Mechanism of Action of Mesenchymal Stem Cells (MSCs): impact of delivery method

ABSTRACT

Introduction

Mesenchymal stromal cells (MSCs; AKA mesenchymal stem cells) stimulate healing and reduce inflammation. Promising therapeutic responses are seen in many late-phase clinical trials, but others have not satisfied their primary endpoints, making translation of MSCs into clinical practice difficult. These inconsistencies may be related to the route of MSC delivery, lack of product optimization, or varying background therapies received in clinical trials over time.

Areas covered

Here we discuss the different routes of MSC delivery, highlighting the proposed mechanism(s) of therapeutic action as well as potential safety concerns. PubMed search criteria used: MSC plus: local administration; routes of administration; delivery methods; mechanism of action; therapy in different diseases.

Expert Opinion

Direct injection of MSCs using a controlled local delivery approach appears to have benefits in certain disease states, but further studies are required to make definitive conclusions regarding the superiority of one delivery method over another.

KEYWORDS:

• Local Injection
• Mechanism of Action
• Mesenchymal Stem Cells
• Mscs

Article highlights

• It is essential to determine the delivery route and dosing of cell therapy for optimal clinical translation, given the important influences on the distribution, retention, and survival of the administered cells.

• Local administration of mesenchymal stromal cells (MSCs) into target tissues has important advantages, including rapid and localized reaction. Cells can be administered into a precise, targeted location, increasing the chance of engraftment and/or local paracrine activity, which has the potential to prolong and/or enhance therapeutic potential.

• The mechanism of action of MSCs can be attributed to secretion of paracrine factors, including extracellular vesicles and cytokines, transfer of mitochondria to nearby cells via hetero-cellular coupling, and modification of immune responses.

• Local, rather than systemic, transplantation of MSCs influences the paracrine potency in the production of trophic factors. Certain paracrine signals are transmitted over short distances, thereby producing local effects, and the crosstalk between the local microenvironment of injured host tissues and MSCs activates MSC production of cytoprotective paracrine factors.

• Biomaterials, cell pre-conditioning, priming, and genetic modifications represent promising approaches for improving therapeutic efficacy following local administration of MSCs in the treatment of a wide variety of diseases.

• Local injections of MSCs have been tested for specific diseases including those affecting the cardiovascular, neurologic, orthopedic, dermatologic, and gastroenterologic systems.

• Systemic MSC infusions have been tested in numerous settings including but not limited to aging frailty, Alzheimer’s disease, COVID-19, idiopathic pulmonary fibrosis, and congestive heart failure.

Declaration of interests

Dr.
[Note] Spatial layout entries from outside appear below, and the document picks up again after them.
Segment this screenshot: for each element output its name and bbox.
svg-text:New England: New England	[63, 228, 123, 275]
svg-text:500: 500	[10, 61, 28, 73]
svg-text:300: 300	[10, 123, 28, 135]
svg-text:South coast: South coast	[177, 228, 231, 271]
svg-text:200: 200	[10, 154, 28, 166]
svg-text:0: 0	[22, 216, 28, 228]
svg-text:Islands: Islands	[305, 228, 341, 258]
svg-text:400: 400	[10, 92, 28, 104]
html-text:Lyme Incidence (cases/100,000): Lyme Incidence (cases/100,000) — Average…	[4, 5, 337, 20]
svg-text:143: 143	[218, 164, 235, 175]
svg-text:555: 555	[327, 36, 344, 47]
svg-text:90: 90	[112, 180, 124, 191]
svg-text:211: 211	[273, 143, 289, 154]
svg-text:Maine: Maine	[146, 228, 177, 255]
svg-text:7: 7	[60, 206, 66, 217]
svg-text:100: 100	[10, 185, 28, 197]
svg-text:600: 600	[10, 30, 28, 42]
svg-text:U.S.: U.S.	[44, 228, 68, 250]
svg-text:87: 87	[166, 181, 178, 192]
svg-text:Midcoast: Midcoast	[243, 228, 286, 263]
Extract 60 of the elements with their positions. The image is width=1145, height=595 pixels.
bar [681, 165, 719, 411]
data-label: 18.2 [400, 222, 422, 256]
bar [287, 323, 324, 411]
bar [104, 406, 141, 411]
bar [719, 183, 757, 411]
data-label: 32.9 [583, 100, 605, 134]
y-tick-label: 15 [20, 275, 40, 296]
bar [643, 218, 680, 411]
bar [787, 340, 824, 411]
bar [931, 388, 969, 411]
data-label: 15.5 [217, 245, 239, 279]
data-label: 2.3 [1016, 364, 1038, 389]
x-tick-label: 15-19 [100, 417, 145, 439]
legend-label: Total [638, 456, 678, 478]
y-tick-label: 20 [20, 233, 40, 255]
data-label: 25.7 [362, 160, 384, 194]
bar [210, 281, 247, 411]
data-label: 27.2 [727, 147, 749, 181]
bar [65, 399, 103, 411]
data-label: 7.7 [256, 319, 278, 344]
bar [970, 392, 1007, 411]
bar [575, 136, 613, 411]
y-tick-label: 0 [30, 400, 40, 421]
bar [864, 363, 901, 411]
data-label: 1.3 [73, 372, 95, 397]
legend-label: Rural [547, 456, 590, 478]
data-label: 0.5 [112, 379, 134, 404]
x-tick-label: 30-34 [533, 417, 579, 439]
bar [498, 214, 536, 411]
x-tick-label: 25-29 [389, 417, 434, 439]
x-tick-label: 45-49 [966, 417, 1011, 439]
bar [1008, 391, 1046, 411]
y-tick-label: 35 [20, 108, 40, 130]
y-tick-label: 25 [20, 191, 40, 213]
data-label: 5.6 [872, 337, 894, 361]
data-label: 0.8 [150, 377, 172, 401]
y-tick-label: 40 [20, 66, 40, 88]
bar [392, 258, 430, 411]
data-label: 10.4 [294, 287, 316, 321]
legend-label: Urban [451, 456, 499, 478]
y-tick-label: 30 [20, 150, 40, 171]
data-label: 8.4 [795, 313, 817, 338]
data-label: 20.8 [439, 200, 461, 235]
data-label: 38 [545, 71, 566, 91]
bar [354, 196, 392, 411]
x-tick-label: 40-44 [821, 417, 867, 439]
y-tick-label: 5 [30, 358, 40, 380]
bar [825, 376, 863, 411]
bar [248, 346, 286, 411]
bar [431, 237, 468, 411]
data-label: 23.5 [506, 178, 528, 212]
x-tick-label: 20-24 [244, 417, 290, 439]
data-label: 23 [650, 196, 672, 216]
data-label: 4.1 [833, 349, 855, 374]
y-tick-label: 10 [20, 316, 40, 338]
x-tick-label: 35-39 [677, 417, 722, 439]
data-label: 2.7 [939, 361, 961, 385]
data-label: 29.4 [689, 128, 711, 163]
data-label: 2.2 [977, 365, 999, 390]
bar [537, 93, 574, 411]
Joshua Hare previously owned equity in Biscayne Pharmaceuticals, licensee of intellectual property used in this study. Biscayne Pharmaceuticals did not provide funding for this study. Dr. Joshua Hare is the Chief Scientific Officer, a compensated consultant and advisory board member for Longeveron and holds equity in Longeveron. Dr. Hare is also the co-inventor of intellectual property licensed to Longeveron. The University of Miami is an equity owner in Longeveron, which has licensed intellectual property from the University of Miami. Longeveron did not play a role in the design, conduct, or funding of the study. Dr. Hare’s relationships are reported to the University of Miami, and an appropriate management plan is in place. The authors have no other relevant affiliations or financial involvement with any organization or entity with a financial interest in or financial conflict with the subject matter or materials discussed in the manuscript apart from those disclosed.

Reviewer disclosures

Peer reviewers on this manuscript have no relevant financial relationships or otherwise to disclose.

Additional information

Funding

This work was funded by the National Institutes of Health (NIH) grant, 1R01 HL107110, and 1R01 HL13735 to JMH. JMH is also supported by NIH grants 5UM1 HL113460, 1R01 HL134558, 5R01429 CA136387, and HHSN268201600012I, Department of Defense grant W81XWH-19-PRMRP-CTA and The Lipson Family and Starr Foundations.